The system hurts those who need help the most. “It’s the inversion of the idea of a welfare state,” Friedman said. “Instead of trying to assist people who are not doing so well based on the conditions they’re born into, you see in these big Chinese cities that the more money and personal connections you have, the more likely you are to be able to access the public resource of education. The setup funnels these resources to the people who need them the least.”
Friedman’s research into Chinese state-labor relations resulted in a book, “Insurgency Trap: Labor Politics in Postsocialist China,” published in 2014 by Cornell Press. Since then, the Chinese government has become increasingly repressive, stifling any criticism of its policies. “It’s not an optimistic situation,” he said. The book is banned in China. Even so, Chinese scholars and labor leaders, as well as Western ones, are aware of his research and his conclusions.
Kevin Lin, China program officer at the International Labor Rights Forum in Washington, D.C., who has attended academic conferences with Friedman, sees Friedman’s work as timely and important on multiple levels. “Eli’s research has had a significant impact on the way labor scholars in China and in the U.S. and Europe think about state-labor relations,” Lin said. “His work is widely read and discussed among labor activists in China and beyond. It’s grounded and original research that’s extremely valuable in helping the West to understand the fast-changing labor relations and state-society in China.”
Lin also points out that Friedman is known for his non-academic writing in opinion pieces. “Eli reaches a large audience outside the academic community, too,” he says. “In this way, he exemplifies the best of a public intellectual who not only conducts original research that contributes to our knowledge, but also uses this knowledge to benefit the community and the public.” Friedman’s published research includes articles such as “Just-in-Time Urbanization” published by “Critical Sociology.”

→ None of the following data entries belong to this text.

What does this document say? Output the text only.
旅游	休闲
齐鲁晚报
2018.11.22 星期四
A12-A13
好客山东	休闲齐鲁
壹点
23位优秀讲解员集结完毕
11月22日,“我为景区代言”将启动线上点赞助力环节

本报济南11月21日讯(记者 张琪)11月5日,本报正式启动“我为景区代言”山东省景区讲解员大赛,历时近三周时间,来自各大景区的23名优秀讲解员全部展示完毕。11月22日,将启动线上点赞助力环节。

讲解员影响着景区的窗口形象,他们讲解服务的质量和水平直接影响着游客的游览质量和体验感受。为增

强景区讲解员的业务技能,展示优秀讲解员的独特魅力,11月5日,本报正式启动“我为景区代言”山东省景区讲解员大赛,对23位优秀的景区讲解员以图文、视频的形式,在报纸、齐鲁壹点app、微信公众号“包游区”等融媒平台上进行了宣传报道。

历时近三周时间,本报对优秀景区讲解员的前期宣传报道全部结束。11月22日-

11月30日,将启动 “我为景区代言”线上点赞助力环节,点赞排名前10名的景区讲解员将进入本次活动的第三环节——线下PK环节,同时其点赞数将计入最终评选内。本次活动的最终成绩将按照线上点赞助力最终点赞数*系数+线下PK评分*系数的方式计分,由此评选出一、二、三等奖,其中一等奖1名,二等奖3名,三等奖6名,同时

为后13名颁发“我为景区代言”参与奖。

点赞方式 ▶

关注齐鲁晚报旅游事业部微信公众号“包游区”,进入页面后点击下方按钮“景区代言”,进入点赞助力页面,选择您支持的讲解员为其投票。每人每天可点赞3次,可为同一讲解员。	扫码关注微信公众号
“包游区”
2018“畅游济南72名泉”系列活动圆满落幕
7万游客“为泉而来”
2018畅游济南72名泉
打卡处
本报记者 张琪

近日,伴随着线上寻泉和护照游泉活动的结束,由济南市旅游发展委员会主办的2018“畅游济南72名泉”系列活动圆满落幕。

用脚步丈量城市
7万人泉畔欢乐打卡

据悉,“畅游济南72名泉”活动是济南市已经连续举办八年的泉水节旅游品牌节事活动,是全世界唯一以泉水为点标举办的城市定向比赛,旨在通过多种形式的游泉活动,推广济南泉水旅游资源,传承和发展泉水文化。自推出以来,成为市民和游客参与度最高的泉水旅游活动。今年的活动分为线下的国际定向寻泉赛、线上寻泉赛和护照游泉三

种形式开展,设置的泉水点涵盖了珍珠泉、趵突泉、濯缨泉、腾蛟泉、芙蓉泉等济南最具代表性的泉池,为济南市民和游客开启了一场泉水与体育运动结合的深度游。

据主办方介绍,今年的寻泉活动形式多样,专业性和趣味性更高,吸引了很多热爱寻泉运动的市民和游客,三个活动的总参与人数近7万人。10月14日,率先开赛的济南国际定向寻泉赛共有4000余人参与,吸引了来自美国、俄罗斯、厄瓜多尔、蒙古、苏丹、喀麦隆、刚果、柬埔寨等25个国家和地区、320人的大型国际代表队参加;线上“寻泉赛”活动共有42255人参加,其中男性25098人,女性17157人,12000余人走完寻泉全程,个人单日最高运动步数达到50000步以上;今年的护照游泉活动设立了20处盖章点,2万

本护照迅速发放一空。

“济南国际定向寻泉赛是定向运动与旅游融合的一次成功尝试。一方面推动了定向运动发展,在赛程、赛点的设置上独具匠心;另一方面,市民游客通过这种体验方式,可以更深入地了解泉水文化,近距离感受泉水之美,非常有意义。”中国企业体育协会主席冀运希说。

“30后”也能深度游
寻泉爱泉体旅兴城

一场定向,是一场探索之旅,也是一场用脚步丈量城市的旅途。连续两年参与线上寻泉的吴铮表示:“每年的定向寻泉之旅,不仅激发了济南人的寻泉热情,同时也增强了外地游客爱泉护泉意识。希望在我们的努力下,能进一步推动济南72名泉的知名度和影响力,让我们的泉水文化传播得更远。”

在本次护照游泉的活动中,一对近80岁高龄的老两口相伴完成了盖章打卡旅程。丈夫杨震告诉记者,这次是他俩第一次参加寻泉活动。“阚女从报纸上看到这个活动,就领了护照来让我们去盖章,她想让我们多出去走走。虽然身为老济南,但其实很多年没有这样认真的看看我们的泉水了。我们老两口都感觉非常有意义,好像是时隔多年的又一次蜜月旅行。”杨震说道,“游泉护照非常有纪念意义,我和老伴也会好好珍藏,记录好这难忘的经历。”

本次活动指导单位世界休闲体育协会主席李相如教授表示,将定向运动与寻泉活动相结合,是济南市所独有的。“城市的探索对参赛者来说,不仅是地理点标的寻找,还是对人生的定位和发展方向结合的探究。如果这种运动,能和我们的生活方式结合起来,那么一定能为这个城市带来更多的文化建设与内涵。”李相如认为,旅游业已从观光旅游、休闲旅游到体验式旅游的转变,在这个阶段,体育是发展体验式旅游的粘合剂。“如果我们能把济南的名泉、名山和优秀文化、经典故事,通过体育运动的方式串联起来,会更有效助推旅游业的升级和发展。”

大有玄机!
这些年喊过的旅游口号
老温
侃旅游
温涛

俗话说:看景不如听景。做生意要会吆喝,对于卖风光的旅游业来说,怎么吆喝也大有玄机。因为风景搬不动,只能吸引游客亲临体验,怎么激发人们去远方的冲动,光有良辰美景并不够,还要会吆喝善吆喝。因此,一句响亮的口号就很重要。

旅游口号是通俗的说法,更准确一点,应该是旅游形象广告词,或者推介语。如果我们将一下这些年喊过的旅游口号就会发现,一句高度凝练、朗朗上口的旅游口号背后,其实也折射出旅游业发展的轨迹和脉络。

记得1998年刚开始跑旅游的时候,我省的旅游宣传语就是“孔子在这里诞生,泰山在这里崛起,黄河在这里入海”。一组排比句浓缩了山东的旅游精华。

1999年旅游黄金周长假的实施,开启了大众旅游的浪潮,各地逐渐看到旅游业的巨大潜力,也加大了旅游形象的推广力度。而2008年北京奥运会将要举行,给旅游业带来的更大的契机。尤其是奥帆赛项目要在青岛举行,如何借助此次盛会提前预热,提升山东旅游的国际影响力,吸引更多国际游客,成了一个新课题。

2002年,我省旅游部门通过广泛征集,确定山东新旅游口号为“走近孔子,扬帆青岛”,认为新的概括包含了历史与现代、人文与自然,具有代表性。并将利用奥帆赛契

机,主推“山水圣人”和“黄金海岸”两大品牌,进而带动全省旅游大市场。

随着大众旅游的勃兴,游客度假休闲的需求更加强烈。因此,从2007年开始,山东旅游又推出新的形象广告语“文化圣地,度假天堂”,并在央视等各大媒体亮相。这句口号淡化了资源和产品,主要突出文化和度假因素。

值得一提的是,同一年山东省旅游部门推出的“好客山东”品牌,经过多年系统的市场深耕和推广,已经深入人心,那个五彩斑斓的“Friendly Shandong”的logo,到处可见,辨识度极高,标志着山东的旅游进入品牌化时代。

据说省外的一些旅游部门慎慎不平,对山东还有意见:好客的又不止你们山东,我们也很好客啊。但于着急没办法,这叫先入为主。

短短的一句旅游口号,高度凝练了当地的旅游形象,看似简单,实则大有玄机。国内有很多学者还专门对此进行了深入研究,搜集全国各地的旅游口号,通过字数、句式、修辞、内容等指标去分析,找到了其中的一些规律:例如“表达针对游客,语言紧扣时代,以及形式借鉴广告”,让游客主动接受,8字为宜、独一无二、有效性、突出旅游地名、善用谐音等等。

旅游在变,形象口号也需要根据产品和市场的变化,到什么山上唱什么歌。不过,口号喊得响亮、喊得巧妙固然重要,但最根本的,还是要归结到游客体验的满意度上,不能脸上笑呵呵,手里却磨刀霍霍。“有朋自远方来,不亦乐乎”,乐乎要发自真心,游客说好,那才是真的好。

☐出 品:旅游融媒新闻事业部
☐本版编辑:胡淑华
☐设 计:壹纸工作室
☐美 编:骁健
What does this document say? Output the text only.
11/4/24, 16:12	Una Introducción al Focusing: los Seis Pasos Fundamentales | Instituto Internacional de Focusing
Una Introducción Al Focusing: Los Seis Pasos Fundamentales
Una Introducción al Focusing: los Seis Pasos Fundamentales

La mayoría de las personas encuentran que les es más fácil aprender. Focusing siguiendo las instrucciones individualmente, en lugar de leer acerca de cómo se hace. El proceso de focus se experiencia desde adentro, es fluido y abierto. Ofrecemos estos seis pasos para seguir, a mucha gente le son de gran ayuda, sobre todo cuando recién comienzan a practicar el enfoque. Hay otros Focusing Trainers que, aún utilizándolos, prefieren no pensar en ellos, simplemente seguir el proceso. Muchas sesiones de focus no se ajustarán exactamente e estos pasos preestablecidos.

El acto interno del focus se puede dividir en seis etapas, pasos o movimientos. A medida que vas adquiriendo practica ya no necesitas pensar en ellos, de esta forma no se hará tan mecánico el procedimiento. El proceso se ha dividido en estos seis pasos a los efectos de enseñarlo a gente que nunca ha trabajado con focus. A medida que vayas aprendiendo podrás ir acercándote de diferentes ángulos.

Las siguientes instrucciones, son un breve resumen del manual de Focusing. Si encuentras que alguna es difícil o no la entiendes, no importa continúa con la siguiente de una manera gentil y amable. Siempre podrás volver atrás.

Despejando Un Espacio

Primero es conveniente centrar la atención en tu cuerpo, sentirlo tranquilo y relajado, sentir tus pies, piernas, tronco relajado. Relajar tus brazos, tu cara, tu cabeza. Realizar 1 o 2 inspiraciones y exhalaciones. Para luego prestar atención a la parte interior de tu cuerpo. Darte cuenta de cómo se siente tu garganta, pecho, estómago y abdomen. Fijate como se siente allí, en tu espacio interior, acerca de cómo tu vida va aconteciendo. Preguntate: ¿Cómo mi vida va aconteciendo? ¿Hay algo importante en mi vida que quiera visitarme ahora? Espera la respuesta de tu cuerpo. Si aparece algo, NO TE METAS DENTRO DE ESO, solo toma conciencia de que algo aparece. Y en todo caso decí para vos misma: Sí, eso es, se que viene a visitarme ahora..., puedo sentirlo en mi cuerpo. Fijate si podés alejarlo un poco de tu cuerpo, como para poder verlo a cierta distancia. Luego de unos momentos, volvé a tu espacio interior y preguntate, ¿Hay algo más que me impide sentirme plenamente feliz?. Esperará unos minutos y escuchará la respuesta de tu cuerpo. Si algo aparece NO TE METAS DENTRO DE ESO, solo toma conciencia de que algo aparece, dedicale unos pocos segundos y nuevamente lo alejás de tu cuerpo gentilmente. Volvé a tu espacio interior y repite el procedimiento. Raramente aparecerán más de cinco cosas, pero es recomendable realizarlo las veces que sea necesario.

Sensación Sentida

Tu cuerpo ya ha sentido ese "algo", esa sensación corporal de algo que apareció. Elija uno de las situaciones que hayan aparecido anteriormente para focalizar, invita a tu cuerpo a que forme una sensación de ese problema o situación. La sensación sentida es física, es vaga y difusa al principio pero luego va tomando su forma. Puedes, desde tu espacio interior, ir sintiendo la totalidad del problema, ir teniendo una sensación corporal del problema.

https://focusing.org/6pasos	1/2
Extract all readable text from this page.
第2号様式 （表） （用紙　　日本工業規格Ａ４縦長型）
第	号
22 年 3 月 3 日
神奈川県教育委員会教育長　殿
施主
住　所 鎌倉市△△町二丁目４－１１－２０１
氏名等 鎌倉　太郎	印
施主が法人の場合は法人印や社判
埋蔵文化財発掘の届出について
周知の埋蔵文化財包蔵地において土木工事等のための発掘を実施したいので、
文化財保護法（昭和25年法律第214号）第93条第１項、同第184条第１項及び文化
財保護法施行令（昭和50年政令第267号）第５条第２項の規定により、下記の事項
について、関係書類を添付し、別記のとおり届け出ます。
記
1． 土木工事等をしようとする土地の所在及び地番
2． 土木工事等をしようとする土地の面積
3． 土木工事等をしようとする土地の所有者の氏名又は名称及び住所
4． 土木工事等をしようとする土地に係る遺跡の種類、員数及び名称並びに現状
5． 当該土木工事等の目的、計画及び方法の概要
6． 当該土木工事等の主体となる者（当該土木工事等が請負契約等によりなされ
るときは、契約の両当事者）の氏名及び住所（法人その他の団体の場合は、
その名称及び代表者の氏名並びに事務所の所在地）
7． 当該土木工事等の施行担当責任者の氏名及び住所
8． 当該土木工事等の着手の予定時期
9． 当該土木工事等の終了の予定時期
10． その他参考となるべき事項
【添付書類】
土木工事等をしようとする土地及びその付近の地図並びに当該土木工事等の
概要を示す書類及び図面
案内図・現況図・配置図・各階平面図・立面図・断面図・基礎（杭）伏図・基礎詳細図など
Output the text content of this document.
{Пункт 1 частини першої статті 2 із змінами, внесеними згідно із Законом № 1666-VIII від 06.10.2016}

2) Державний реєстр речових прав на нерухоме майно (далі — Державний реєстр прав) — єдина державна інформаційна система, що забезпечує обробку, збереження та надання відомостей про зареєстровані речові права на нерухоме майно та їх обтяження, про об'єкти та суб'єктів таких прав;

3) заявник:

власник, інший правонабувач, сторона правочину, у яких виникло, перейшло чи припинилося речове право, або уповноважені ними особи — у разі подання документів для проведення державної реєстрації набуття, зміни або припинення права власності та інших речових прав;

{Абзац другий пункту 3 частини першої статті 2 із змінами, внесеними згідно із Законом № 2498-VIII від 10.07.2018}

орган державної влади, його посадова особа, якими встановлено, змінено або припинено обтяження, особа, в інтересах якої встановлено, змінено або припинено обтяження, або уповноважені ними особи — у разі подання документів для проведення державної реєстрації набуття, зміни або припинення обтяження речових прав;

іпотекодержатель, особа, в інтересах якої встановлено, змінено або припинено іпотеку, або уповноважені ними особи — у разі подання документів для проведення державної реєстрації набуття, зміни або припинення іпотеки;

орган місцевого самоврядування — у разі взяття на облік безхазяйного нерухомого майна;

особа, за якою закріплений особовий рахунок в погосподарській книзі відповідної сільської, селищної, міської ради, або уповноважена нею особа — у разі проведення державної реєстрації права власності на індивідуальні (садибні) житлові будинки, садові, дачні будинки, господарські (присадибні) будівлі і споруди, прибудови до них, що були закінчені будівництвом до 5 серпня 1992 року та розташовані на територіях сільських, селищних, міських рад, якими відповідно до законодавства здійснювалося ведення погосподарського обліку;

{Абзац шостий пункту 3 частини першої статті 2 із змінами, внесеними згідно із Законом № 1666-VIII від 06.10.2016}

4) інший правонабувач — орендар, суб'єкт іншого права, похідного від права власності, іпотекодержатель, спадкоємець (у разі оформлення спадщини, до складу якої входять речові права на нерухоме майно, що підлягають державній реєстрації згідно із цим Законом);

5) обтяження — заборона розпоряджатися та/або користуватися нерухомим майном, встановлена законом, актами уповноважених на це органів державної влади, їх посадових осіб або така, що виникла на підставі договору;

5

Earlier this year, Friedman established the world’s only independent China-focused labor collection. Box after box of activist pamphlets and posters, and other pieces, are available to the public at ILR’s Kheel Center, part of Cornell University Library. He also organized a symposium, The Jasic Conflagration: Assessing the State of Labor Politics in China.
Translating Chinese events for Western audiences is an essential, practical role for Friedman. “A lot of people in the U.S. understand that China is important, but it’s hard for them to wrap their minds around what’s going on there and how we should relate to it,” he said. Friedman’s work has been cited in a report from the Congressional-Executive Committee on China in Washington D.C., and he recently attended a forum in Sweden for European universities tackling their response to China’s crackdown on academic freedom. One of his favorite ways to educate about the current Chinese situation and, specifically, labor-state relations, is to teach the “Work and Labor in China” class at Cornell.
“I really enjoy being able to draw on my research experience in teaching that class and to bring to students cutting-edge research and information about what’s happening there,” Friedman said. “And I always have some Chinese students from the People’s Republic of China in the class. I teach a class they cannot take anywhere in China. They are exposed to perspectives they wouldn’t be exposed to otherwise. It’s a really critical part of what I do.”